You might have seen the term KeeLoq rolling code or hopping code in reference to transmitters and receivers. But what does it mean and how does it work?
Przewiń, aby dowiedzieć się więcej
KeeLoq rolling code, sometimes also known as hopping code, is commonly used as a security measure for encrypting radio frequency transmission. It can be found in a wide variety of contexts such as garage door openers, access control systems, keyless car entry, automatic gate triggers, and more.
Rolling code works by preventing the transmission from being recorded and saved, then replayed later to trick the receiver into unlocking the door or barrier.
Transmitted code functions like a password. When activated, a transmitter generates and sends a signal containing the password to its paired receiver. The receiver analyses the password to see if it is acceptable. If accepted, the receiver then triggers a relay, allowing the door or barrier to be unlocked and opened.

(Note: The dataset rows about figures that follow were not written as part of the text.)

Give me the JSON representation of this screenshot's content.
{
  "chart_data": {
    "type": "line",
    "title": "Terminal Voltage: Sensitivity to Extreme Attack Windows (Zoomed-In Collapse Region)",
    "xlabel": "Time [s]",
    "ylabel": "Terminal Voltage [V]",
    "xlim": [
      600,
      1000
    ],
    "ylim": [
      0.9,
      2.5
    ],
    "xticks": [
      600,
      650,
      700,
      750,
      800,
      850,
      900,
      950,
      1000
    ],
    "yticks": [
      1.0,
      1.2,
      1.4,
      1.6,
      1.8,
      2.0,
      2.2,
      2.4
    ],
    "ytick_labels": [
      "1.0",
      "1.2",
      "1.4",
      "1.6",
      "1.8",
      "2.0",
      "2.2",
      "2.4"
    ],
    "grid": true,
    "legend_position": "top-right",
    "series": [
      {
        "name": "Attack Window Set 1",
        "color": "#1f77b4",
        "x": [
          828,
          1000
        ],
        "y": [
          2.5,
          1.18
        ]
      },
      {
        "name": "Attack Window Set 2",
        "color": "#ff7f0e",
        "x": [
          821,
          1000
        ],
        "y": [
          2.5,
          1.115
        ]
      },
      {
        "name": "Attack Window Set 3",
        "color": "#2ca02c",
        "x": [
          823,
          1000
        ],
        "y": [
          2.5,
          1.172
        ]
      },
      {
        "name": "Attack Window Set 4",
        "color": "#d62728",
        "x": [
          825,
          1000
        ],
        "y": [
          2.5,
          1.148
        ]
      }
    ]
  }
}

In a fixed code system, the password never changes. This leaves the system vulnerable to attack, as if someone was able to find out the password, they could use it to gain access without authorisation. Rolling code significantly reduces the risk of unauthorised entry because the password changes every time it is used.

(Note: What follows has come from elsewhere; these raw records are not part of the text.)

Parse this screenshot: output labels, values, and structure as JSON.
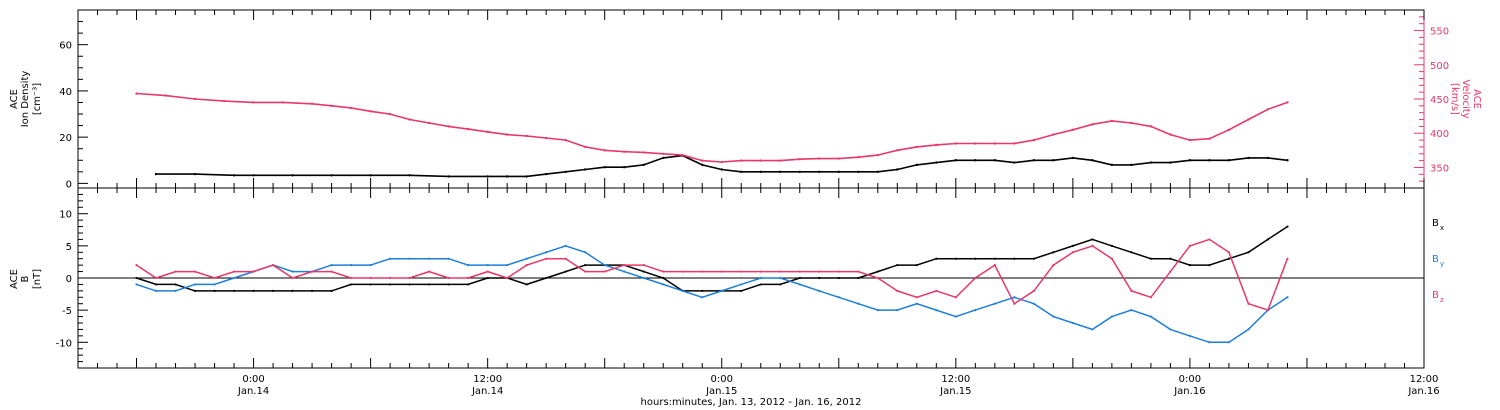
{
  "chart_data": [
    {
      "type": "line",
      "panel": "top",
      "ylabel_left": [
        "ACE",
        "Ion Density",
        "[cm⁻³]"
      ],
      "ylabel_right": [
        "ACE",
        "Velocity",
        "[km/s]"
      ],
      "ylim_left": [
        -2,
        75
      ],
      "ylim_right": [
        320,
        580
      ],
      "yticks_left": [
        0,
        20,
        40,
        60
      ],
      "yticks_right": [
        350,
        400,
        450,
        500,
        550
      ],
      "colors": {
        "density": "#000000",
        "velocity": "#e8386a"
      },
      "series": [
        {
          "axis": "left",
          "color": "#000000",
          "x": [
            -10,
            -6,
            -2,
            0,
            4,
            8,
            12,
            16,
            20,
            24,
            26,
            28,
            30,
            32,
            34,
            36,
            38,
            40,
            42,
            44,
            46,
            48,
            50,
            52,
            54,
            56,
            58,
            60,
            62,
            64,
            66,
            68,
            70,
            72,
            74,
            76,
            78,
            80,
            82,
            84,
            86,
            88,
            90,
            92,
            94,
            96,
            98,
            100,
            102,
            104,
            106
          ],
          "values": [
            4,
            4,
            3.5,
            3.5,
            3.5,
            3.5,
            3.5,
            3.5,
            3,
            3,
            3,
            3,
            4,
            5,
            6,
            7,
            7,
            8,
            11,
            12,
            8,
            6,
            5,
            5,
            5,
            5,
            5,
            5,
            5,
            5,
            6,
            8,
            9,
            10,
            10,
            10,
            9,
            10,
            10,
            11,
            10,
            8,
            8,
            9,
            9,
            10,
            10,
            10,
            11,
            11,
            10
          ]
        },
        {
          "axis": "right",
          "color": "#e8386a",
          "x": [
            -12,
            -9,
            -6,
            -3,
            0,
            3,
            6,
            8,
            10,
            12,
            14,
            16,
            18,
            20,
            22,
            24,
            26,
            28,
            30,
            32,
            34,
            36,
            38,
            40,
            42,
            44,
            46,
            48,
            50,
            52,
            54,
            56,
            58,
            60,
            62,
            64,
            66,
            68,
            70,
            72,
            74,
            76,
            78,
            80,
            82,
            84,
            86,
            88,
            90,
            92,
            94,
            96,
            98,
            100,
            102,
            104,
            106
          ],
          "values": [
            458,
            455,
            450,
            447,
            445,
            445,
            443,
            440,
            437,
            432,
            428,
            420,
            415,
            410,
            406,
            402,
            398,
            396,
            393,
            390,
            380,
            375,
            373,
            372,
            370,
            368,
            360,
            358,
            360,
            360,
            360,
            362,
            363,
            363,
            365,
            368,
            375,
            380,
            383,
            385,
            385,
            385,
            385,
            390,
            398,
            405,
            413,
            418,
            415,
            410,
            398,
            390,
            392,
            405,
            420,
            435,
            445
          ]
        }
      ]
    },
    {
      "type": "line",
      "panel": "bottom",
      "ylabel_left": [
        "ACE",
        "B",
        "[nT]"
      ],
      "ylim": [
        -14,
        14
      ],
      "yticks": [
        -10,
        -5,
        0,
        5,
        10
      ],
      "legend": [
        {
          "label": "B",
          "sub": "x",
          "color": "#000000"
        },
        {
          "label": "B",
          "sub": "y",
          "color": "#1e7fd8"
        },
        {
          "label": "B",
          "sub": "z",
          "color": "#e8386a"
        }
      ],
      "series": [
        {
          "color": "#000000",
          "x": [
            -12,
            -10,
            -8,
            -6,
            -4,
            -2,
            0,
            2,
            4,
            6,
            8,
            10,
            12,
            14,
            16,
            18,
            20,
            22,
            24,
            26,
            28,
            30,
            32,
            34,
            36,
            38,
            40,
            42,
            44,
            46,
            48,
            50,
            52,
            54,
            56,
            58,
            60,
            62,
            64,
            66,
            68,
            70,
            72,
            74,
            76,
            78,
            80,
            82,
            84,
            86,
            88,
            90,
            92,
            94,
            96,
            98,
            100,
            102,
            104,
            106
          ],
          "values": [
            0,
            -1,
            -1,
            -2,
            -2,
            -2,
            -2,
            -2,
            -2,
            -2,
            -2,
            -1,
            -1,
            -1,
            -1,
            -1,
            -1,
            -1,
            0,
            0,
            -1,
            0,
            1,
            2,
            2,
            2,
            1,
            0,
            -2,
            -2,
            -2,
            -2,
            -1,
            -1,
            0,
            0,
            0,
            0,
            1,
            2,
            2,
            3,
            3,
            3,
            3,
            3,
            3,
            4,
            5,
            6,
            5,
            4,
            3,
            3,
            2,
            2,
            3,
            4,
            6,
            8
          ]
        },
        {
          "color": "#1e7fd8",
          "x": [
            -12,
            -10,
            -8,
            -6,
            -4,
            -2,
            0,
            2,
            4,
            6,
            8,
            10,
            12,
            14,
            16,
            18,
            20,
            22,
            24,
            26,
            28,
            30,
            32,
            34,
            36,
            38,
            40,
            42,
            44,
            46,
            48,
            50,
            52,
            54,
            56,
            58,
            60,
            62,
            64,
            66,
            68,
            70,
            72,
            74,
            76,
            78,
            80,
            82,
            84,
            86,
            88,
            90,
            92,
            94,
            96,
            98,
            100,
            102,
            104,
            106
          ],
          "values": [
            -1,
            -2,
            -2,
            -1,
            -1,
            0,
            1,
            2,
            1,
            1,
            2,
            2,
            2,
            3,
            3,
            3,
            3,
            2,
            2,
            2,
            3,
            4,
            5,
            4,
            2,
            1,
            0,
            -1,
            -2,
            -3,
            -2,
            -1,
            0,
            0,
            -1,
            -2,
            -3,
            -4,
            -5,
            -5,
            -4,
            -5,
            -6,
            -5,
            -4,
            -3,
            -4,
            -6,
            -7,
            -8,
            -6,
            -5,
            -6,
            -8,
            -9,
            -10,
            -10,
            -8,
            -5,
            -3
          ]
        },
        {
          "color": "#e8386a",
          "x": [
            -12,
            -10,
            -8,
            -6,
            -4,
            -2,
            0,
            2,
            4,
            6,
            8,
            10,
            12,
            14,
            16,
            18,
            20,
            22,
            24,
            26,
            28,
            30,
            32,
            34,
            36,
            38,
            40,
            42,
            44,
            46,
            48,
            50,
            52,
            54,
            56,
            58,
            60,
            62,
            64,
            66,
            68,
            70,
            72,
            74,
            76,
            78,
            80,
            82,
            84,
            86,
            88,
            90,
            92,
            94,
            96,
            98,
            100,
            102,
            104,
            106
          ],
          "values": [
            2,
            0,
            1,
            1,
            0,
            1,
            1,
            2,
            0,
            1,
            1,
            0,
            0,
            0,
            0,
            1,
            0,
            0,
            1,
            0,
            2,
            3,
            3,
            1,
            1,
            2,
            2,
            1,
            1,
            1,
            1,
            1,
            1,
            1,
            1,
            1,
            1,
            1,
            0,
            -2,
            -3,
            -2,
            -3,
            0,
            2,
            -4,
            -2,
            2,
            4,
            5,
            3,
            -2,
            -3,
            1,
            5,
            6,
            4,
            -4,
            -5,
            3
          ]
        }
      ]
    }
  ],
  "x_axis": {
    "xlim": [
      -18,
      120
    ],
    "major_ticks": [
      {
        "x": 0,
        "line1": "0:00",
        "line2": "Jan.14"
      },
      {
        "x": 24,
        "line1": "12:00",
        "line2": "Jan.14"
      },
      {
        "x": 48,
        "line1": "0:00",
        "line2": "Jan.15"
      },
      {
        "x": 72,
        "line1": "12:00",
        "line2": "Jan.15"
      },
      {
        "x": 96,
        "line1": "0:00",
        "line2": "Jan.16"
      },
      {
        "x": 120,
        "line1": "12:00",
        "line2": "Jan.16"
      }
    ],
    "xlabel": "hours:minutes, Jan. 13, 2012 - Jan. 16, 2012"
  }
}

Rolling code transmission systems use methods of encrypting the data that allow the transmitter and the receiver to share passwords, but which make it considerably more difficult for an attacker to discover them. KeeLoq® is a proprietary block cypher that is one of the most commonly used encryption methods for radio frequency transmission.
KeeLoq hopping code utilises a 66-bit transmission code, of which 32 bits are encrypted. In the encrypted section alone, there are almost 4 billion possible code combinations, which would take approximately 17 years to fully scan. The transmitted passwords cannot be re-used regularly, to prevent interception and unlawful access. Once a passcode has been used, it will not be valid again until approximately 65,000 other valid codes have been used. In normal usage scenarios, it would take more than 20 years for a code to become valid again.
In order for rolling code to work, the transmitter and receiver need to synchronise their code generation. If they don’t, the random password sent from the transmitter would not match the random password expected by the receiver. As such, the term random is slightly misleading here. In reality, the transmitter and the receiver use Pseudo Random Number Generators (PRNGs) to produce a series of passcodes that are seemingly random to outsiders and therefore unpredictable to attackers.
The PRNG is an algorithm which ensures that the series of numbers generated by both the transmitter and the receiver is identical. That way, whenever a passcode is produced by the transmitter, it will match the one generated by the receiver and allow access. The sequence of codes is therefore not truly random; both the transmitter and the receiver must start from the same seed code in order to synchronise properly.
A passcode is generated every time the button on the transmitter is pressed, even if it is out of range of the receiver. If it is out of range, the receiver does not generate a code – therefore leaving the transmitter and the receiver unsynchronised.
To overcome this limitation, the receiver stores a list of the upcoming passwords pre-determined by the PRNG. In KeeLoq hopping code, the list is up to 1,000 future passwords. Once the transmitter comes back into range of the receiver and the button is pressed, the receiver can still identify the code as one of the upcoming passwords and allow access. The ‘missed’ codes that were generated by the transmitter while it was out of range are simply invalidated and the codes are synchronised once again.
KeeLoq also benefits from additional synchronisation security measures. If the transmitter button is pressed 16 or more times whilst out of range of the receiver, the receiver will not unlock the door or barrier on the first press of the button once back in range. Re-synchronisation will only occur when the receiver is sent two consecutive matching codes from the list of valid future codes. In a typical system, if the transmitter button is pressed a few thousand times while out of range, it will be permanently locked out of the receiver and must be manually re-synchronised.